Среди мелких сообщений на вторых-третьих страницах газет, первые полосы которых заполнены известиями об ужасающих подвигах людей, время от времени можно прочитать о цирковых пожарах и отравлениях крупных животных. О животных вспоминают лишь тогда, когда их последние экземпляры, собратья средневекового шута, погибают в бесконечных мучениях, вспоминают, как о потере капитала для владельца, который не сумел защитить от огня своих подопечных. Высоченный жираф и мудрый слон суть «oddities», едва ли уже способные позабавить даже сведущего школяра. В Африке, последнем месте на Земле, тщетно пытающемся защитить их скудные стада от цивилизации, они мешают движению транспорта и приземлению бомбардировщиков в новейшей войне. Они будут полностью ликвидированы. На ставшей разумной Земле отпадает необходимость в эстетическом отображении.
Дедемонизация осуществляется путём непосредственной штамповки людей. Господство более не нуждается ни в каких ниспосланных свыше образах; оно производит их индустриально и тем вернее через них завладевает людьми.
Искажение, сущностно присущее любому произведению искусства точно так же, как блеску женской красоты присуще увечье, выставление напоказ той самой раны, в которой вновь узнает себя порабощённая природа, сызнова практикуется фашизмом, но уже не в качестве видимости. осуждённые подвергаются ему непосредственно. В этом обществе более не существует никакой сферы, в которой, как в искусстве, господство заявляло бы о себе как о противоречии, извращение более не выражается никаким удвоением. Некогда такая экспрессия подразумевала не просто красоту, но мышление, дух и собственно язык. Сегодня язык вычисляет, обозначает, предает, подстрекает к убийству, но не выражает. Свой точный масштаб, которого она могла бы придерживаться, культуриндустрия находит, подобно науке, вне себя самой: в факте. Кинозвёзды становятся экспертами, достигнутые ими результаты — протоколами естественного поведения, классификациями типов реакций; режиссёры же и сценаристы изготавливают модели для адаптированного поведения.
Точная работа механизма культуриндустрии исключает искажение как попросту ошибку, случайность, дурное субъективное и естественное. От отклонения требуется практическое основание, его в сферу разума интегрирующее. Лишь тогда оно извинительно. С отображением господства в природе человека исчезает трагизм, равно как и комизм, властители проявляют серьёзность в той мере, в какой им приходится преодолевать сопротивление, юмор — в той, в какой сталкиваются с отчаянием. Духовное наслаждение было связано с репрезентацией страдания, но ныне властители забавляются с кошмаром.
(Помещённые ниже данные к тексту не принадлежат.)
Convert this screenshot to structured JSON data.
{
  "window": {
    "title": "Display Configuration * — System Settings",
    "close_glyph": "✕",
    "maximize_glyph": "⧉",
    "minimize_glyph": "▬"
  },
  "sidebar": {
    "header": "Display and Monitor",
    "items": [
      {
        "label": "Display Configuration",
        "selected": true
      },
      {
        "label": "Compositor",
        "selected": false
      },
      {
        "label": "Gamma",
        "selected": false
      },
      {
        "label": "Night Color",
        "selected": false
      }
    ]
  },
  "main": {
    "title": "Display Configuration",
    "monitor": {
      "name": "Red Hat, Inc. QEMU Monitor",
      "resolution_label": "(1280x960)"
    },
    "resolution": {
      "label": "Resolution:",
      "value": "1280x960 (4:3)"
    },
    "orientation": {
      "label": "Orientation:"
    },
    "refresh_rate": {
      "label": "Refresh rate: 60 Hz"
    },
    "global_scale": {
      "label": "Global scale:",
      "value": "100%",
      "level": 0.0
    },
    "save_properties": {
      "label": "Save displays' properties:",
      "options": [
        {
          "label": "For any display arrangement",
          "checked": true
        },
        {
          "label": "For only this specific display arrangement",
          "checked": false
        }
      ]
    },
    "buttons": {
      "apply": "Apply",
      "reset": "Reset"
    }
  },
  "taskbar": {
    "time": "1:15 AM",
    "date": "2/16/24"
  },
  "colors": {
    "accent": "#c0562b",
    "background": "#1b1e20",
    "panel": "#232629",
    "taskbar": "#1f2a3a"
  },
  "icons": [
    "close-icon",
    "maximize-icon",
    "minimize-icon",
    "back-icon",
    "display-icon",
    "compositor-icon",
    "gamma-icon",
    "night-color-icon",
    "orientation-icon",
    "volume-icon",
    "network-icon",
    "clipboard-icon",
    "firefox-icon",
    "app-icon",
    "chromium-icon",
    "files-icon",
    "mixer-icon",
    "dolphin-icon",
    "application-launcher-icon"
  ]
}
Возвышенная любовь была привержена проявлению силы в слабости, в красоте женщины, но властители являются приверженцами силы непосредственно явленной: идолом сегодняшнего общества является элегантно-благородное мужское лицо. Женщина годится на то, чтобы трудиться, рожать детей или же, если она презентабельна, способствовать росту престижа своего мужа. Она не увлекает мужчину всецело. Обожание тоже отражается в зеркале себялюбия.
Миру с его целями мужчина нужен целиком. Ни один из них более не может раздаривать себя, он обязан там и оставаться. Природа, однако, считается практикой чем-то внешним и низшим, предметом. Теперь чувство возможно только к себе как к власти. Мужчина капитулирует перед мужчиной с его холодностью и мрачной несгибаемостью, как когда-то женщина. Он становится женщиной, взирающей снизу вверх на власть. В фашистском коллективе с его бригадами и трудовыми лагерями каждый смолоду подвергается одиночному заключению, им культивируется гомосексуализм. Животному по-прежнему приходится быть носителем благородных черт.
Подчёркнуто человеческое лицо, постыдно напоминающее о собственном происхождении от природы и обречённости ей, пробуждает лишь неодолимую тягу к квалифицированному убийству. Карикатуры на евреев свидетельствовали об этом с давних пор, а отвращение Гёте к обезьянам указывало на границы его гуманности. Когда индустриальные короли и фашистские фюреры окружают себя животными, то это не пинчеры, но датские доги и львята. Они должны придавать пикантность власти тем страхом, который внушают. Кровожадный фашистский колосс настолько слеп в отношении природы, что о животном задумывается лишь для того, чтобы через него унизить человека. К нему действительно приложимо то, в чём несправедливо упрекал Ницше Шопенгауэра и Вольтера, утверждая, что они «умели маскировать свою ненависть к известным вещам и людям под сострадание к животным»[230]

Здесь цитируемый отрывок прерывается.